Martin Amis, Acclaimed Author of Bleakly Comic Novels, Dies at 73
Father and son were close, but they disagreed about much. Kingsley Amis drifted to the right with the rise of Margaret Thatcher; he once publicly referred to his son’s left-leaning political opinions as “howling nonsense.”
Their supposed rivalry was of great interest in Britain. When the National Portrait Gallery invited father and son to pose together, Kingsley’s thin-skinned refusal made the front page of The Sunday Telegraph. He later regretted the fuss, the younger Mr. Amis said.

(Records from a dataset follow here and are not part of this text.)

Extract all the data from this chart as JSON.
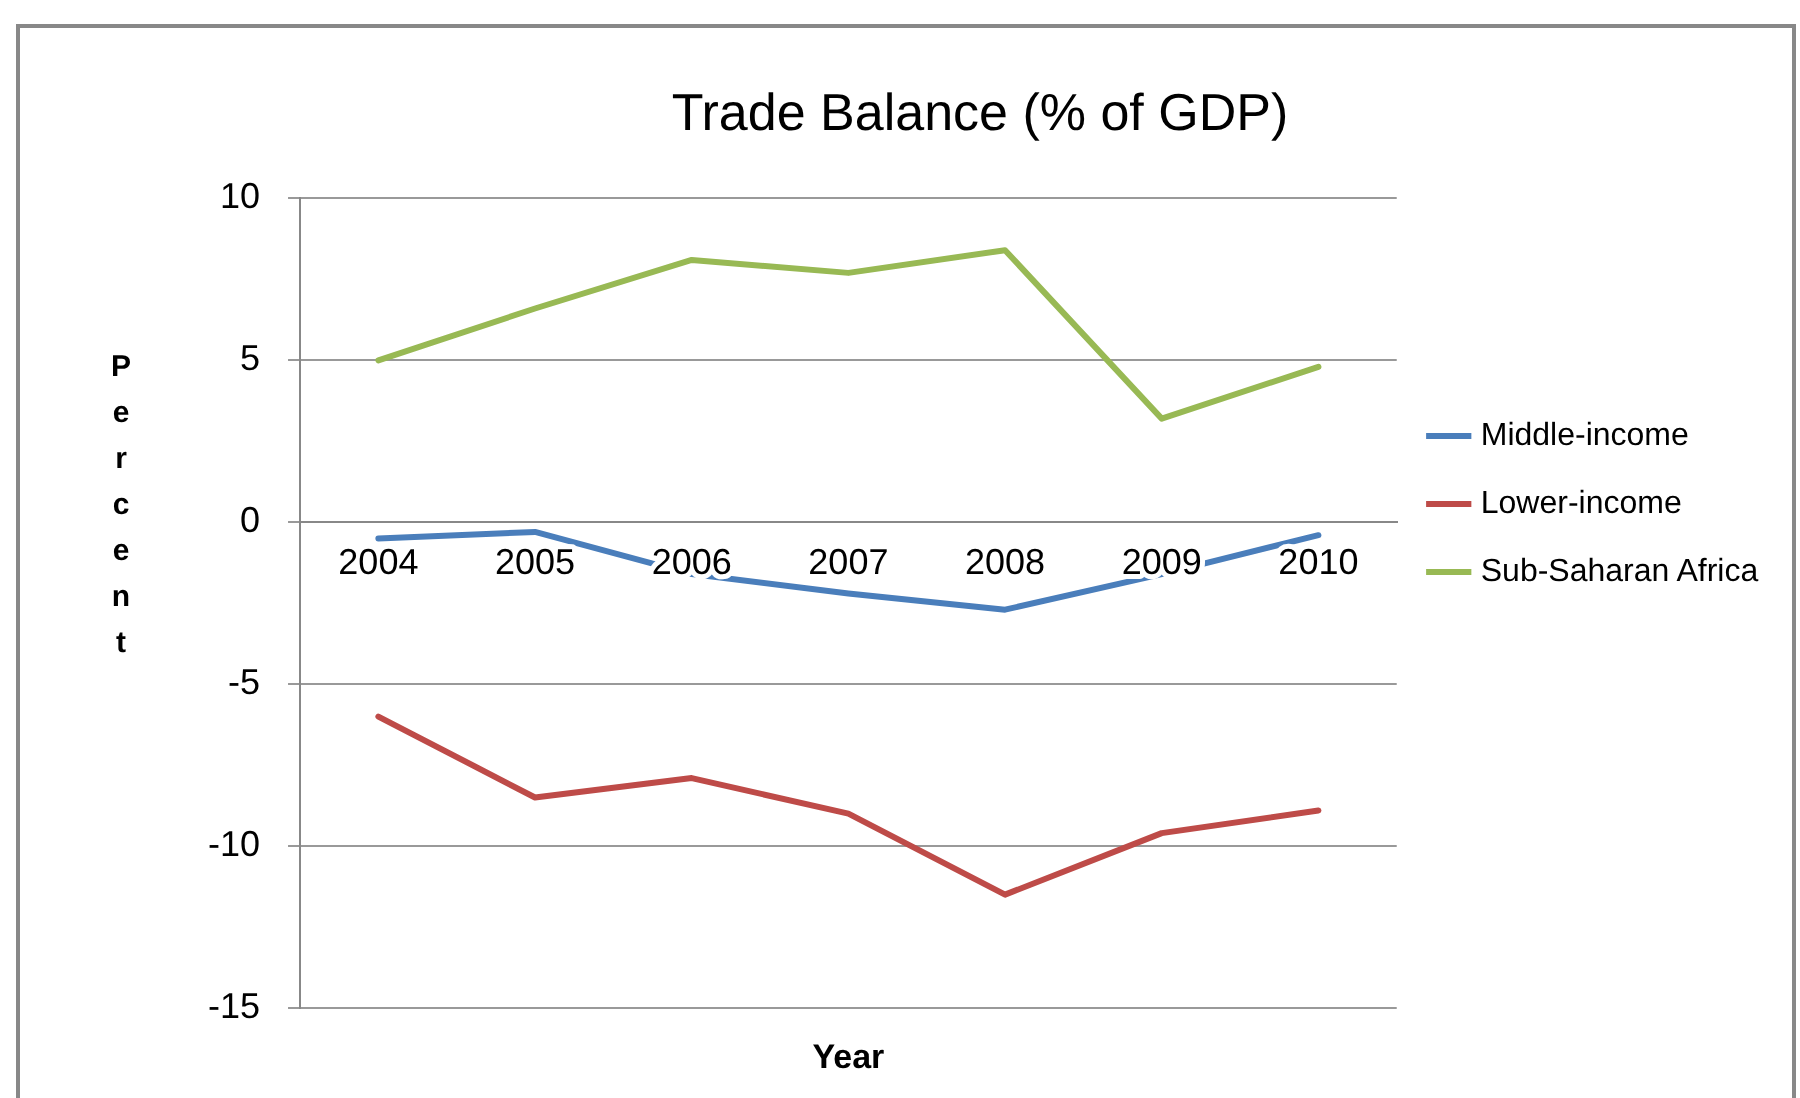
{
  "chart_data": {
    "type": "line",
    "title": "Trade Balance (% of GDP)",
    "xlabel": "Year",
    "ylabel": "Percent",
    "categories": [
      "2004",
      "2005",
      "2006",
      "2007",
      "2008",
      "2009",
      "2010"
    ],
    "series": [
      {
        "name": "Middle-income",
        "color": "#4a7ebb",
        "values": [
          -0.5,
          -0.3,
          -1.6,
          -2.2,
          -2.7,
          -1.6,
          -0.4
        ]
      },
      {
        "name": "Lower-income",
        "color": "#be4b48",
        "values": [
          -6.0,
          -8.5,
          -7.9,
          -9.0,
          -11.5,
          -9.6,
          -8.9
        ]
      },
      {
        "name": "Sub-Saharan Africa",
        "color": "#98b954",
        "values": [
          5.0,
          6.6,
          8.1,
          7.7,
          8.4,
          3.2,
          4.8
        ]
      }
    ],
    "ylim": [
      -15,
      10
    ],
    "yticks": [
      -15,
      -10,
      -5,
      0,
      5,
      10
    ],
    "grid": "y",
    "legend": "right",
    "marker": "none",
    "line_style": "solid"
  }
}
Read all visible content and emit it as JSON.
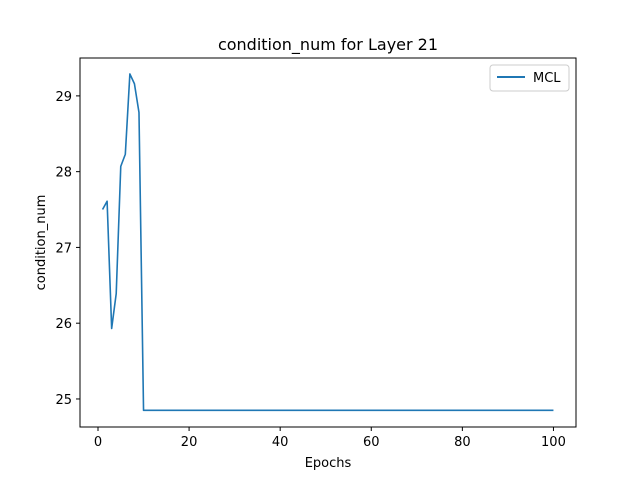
{
  "chart_data": {
    "type": "line",
    "title": "condition_num for Layer 21",
    "xlabel": "Epochs",
    "ylabel": "condition_num",
    "xlim": [
      -3.95,
      104.95
    ],
    "ylim": [
      24.63,
      29.5
    ],
    "xticks": [
      0,
      20,
      40,
      60,
      80,
      100
    ],
    "yticks": [
      25,
      26,
      27,
      28,
      29
    ],
    "grid": false,
    "legend_position": "top-right",
    "series": [
      {
        "name": "MCL",
        "color": "#1f77b4",
        "x": [
          1,
          2,
          3,
          4,
          5,
          6,
          7,
          8,
          9,
          10,
          100
        ],
        "y": [
          27.5,
          27.61,
          25.93,
          26.39,
          28.07,
          28.23,
          29.29,
          29.16,
          28.78,
          24.85,
          24.85
        ]
      }
    ]
  }
}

Being the child of a well-known writer was, for Mr. Amis, both blessing and curse. It helped put him on the map earlier than he might otherwise have gotten there. It made him familiar at an early age with London’s hothouse publishing world. It also helped make him a figure of fascination, resentment and envy.
“I’d be in a very different position now if my father had been a schoolteacher,” Mr. Amis told The Sunday Times of London in 2014. He added: “I’ve been delegitimized by heredity. In the 1970s, people were sympathetic to me being the son of a novelist. They’re not at all sympathetic now, because it looks like cronyism.”
Mr. Amis’s talent was undeniable: He was the most dazzling stylist in postwar British fiction. So were his swagger and Byronic good looks. He had well-chronicled involvements with some of the most watched young women of his era. He wore, according to media reports, velvet jackets, Cuban-heel boots, bespoke shirts. He stared balefully into paparazzi lenses.